All’inizio del secolo scorso, un urbanista, disse che i compiti perenni dell’uomo sono “coltivare la terra e costruire la città”. La città è costruzione antropica complessa, con essa l’uomo è diventato altro, ha imparato alcune cose e ha perso delle competenze antiche. L’uomo urbano è più sano ma è anche più fragile. Oggi nella città la prospettiva di vita è più lunga di quella che si ha nelle campagne. Un cittadino di New York emette mediamente la metà delle emissioni di CO2 di un cittadino americano, così anche a Londra e ancora a Tokyo, solo a Pechino il dato si inverte.

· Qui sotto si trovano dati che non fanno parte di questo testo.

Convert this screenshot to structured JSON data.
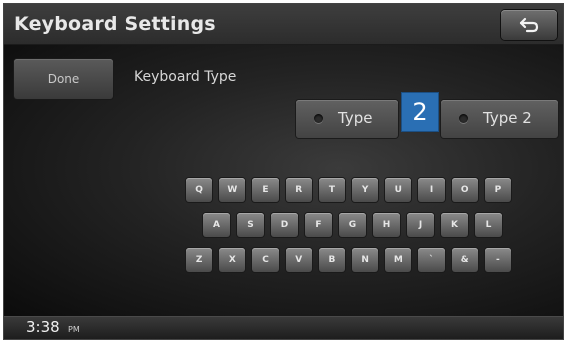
{
  "header": {
    "title": "Keyboard Settings",
    "back_icon": "back-arrow-icon"
  },
  "settings": {
    "done_label": "Done",
    "keyboard_type_label": "Keyboard Type",
    "type_options": [
      {
        "label": "Type"
      },
      {
        "label": "Type 2"
      }
    ],
    "callout": "2"
  },
  "keyboard": {
    "rows": [
      [
        "Q",
        "W",
        "E",
        "R",
        "T",
        "Y",
        "U",
        "I",
        "O",
        "P"
      ],
      [
        "A",
        "S",
        "D",
        "F",
        "G",
        "H",
        "J",
        "K",
        "L"
      ],
      [
        "Z",
        "X",
        "C",
        "V",
        "B",
        "N",
        "M",
        "`",
        "&",
        "-"
      ]
    ]
  },
  "status": {
    "time": "3:38",
    "ampm": "PM"
  }
}
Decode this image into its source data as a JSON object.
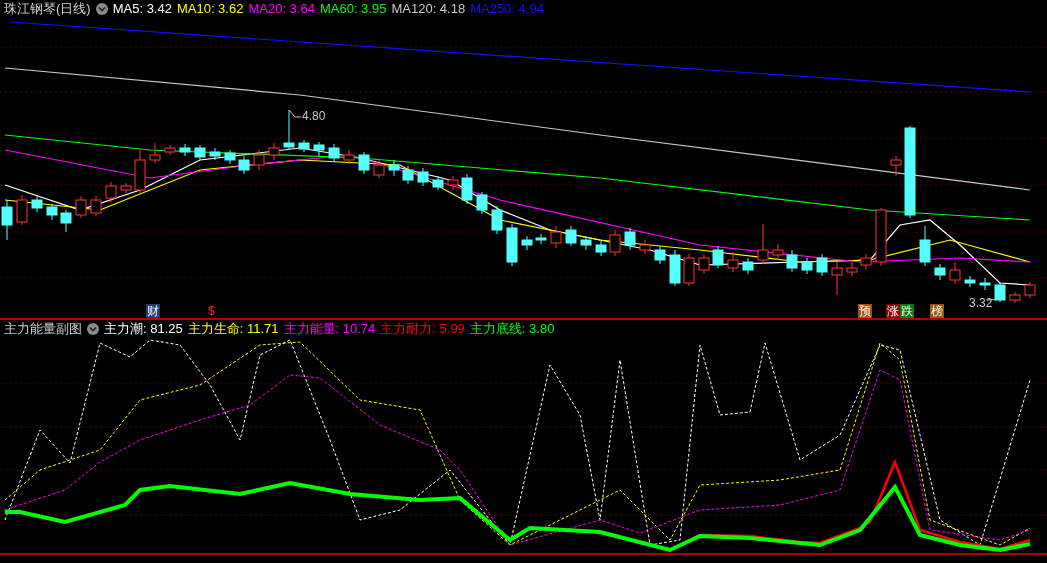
{
  "price_panel": {
    "title": "珠江钢琴(日线)",
    "moving_averages": [
      {
        "name": "MA5:",
        "value": "3.42",
        "color": "#ffffff"
      },
      {
        "name": "MA10:",
        "value": "3.62",
        "color": "#ffff00"
      },
      {
        "name": "MA20:",
        "value": "3.64",
        "color": "#ff00ff"
      },
      {
        "name": "MA60:",
        "value": "3.95",
        "color": "#00ff00"
      },
      {
        "name": "MA120:",
        "value": "4.18",
        "color": "#c8c8c8"
      },
      {
        "name": "MA250:",
        "value": "4.94",
        "color": "#1010ff"
      }
    ],
    "high_label": "4.80",
    "low_label": "3.32",
    "markers": [
      {
        "text": "财",
        "color": "#1c3f70"
      },
      {
        "text": "$",
        "color": "#ff2020"
      },
      {
        "text": "预",
        "color": "#b04a10"
      },
      {
        "text": "涨",
        "color": "#8a0a0a"
      },
      {
        "text": "跌",
        "color": "#0a7a0a"
      },
      {
        "text": "榜",
        "color": "#9a5410"
      }
    ]
  },
  "indicator_panel": {
    "title": "主力能量副图",
    "lines": [
      {
        "name": "主力潮:",
        "value": "81.25",
        "color": "#ffffff"
      },
      {
        "name": "主力生命:",
        "value": "11.71",
        "color": "#ffff00"
      },
      {
        "name": "主力能量:",
        "value": "10.74",
        "color": "#ff00ff"
      },
      {
        "name": "主力耐力:",
        "value": "5.99",
        "color": "#ff0000"
      },
      {
        "name": "主力底线:",
        "value": "3.80",
        "color": "#00ff00"
      }
    ]
  }
}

Il Novecento, il secolo delle migrazioni e dell’urbanizzazione, ci ha lasciato città più salubri e sicure della campagna. Nella Londra di inizio ‘800 non era così: i morti allora superavano i nati. Nel 1811, New York era poco più che un villaggio, nel 1853, pochi anni dopo, si inaugurava Central Park sull’onda di una discussione pubblica animata dall’aristocrazia urbana che portò a sposare “città” e “natura”. Un viaggio lungo un secolo e mezzo che oggi è divenuto il tema di moda, per alcuni è la nuova frontiera della città dopo il post-moderno, quella di una nuova cosmopolis dove l’uomo, la città, la natura compresi gli animali sono chiamati a convivere insieme.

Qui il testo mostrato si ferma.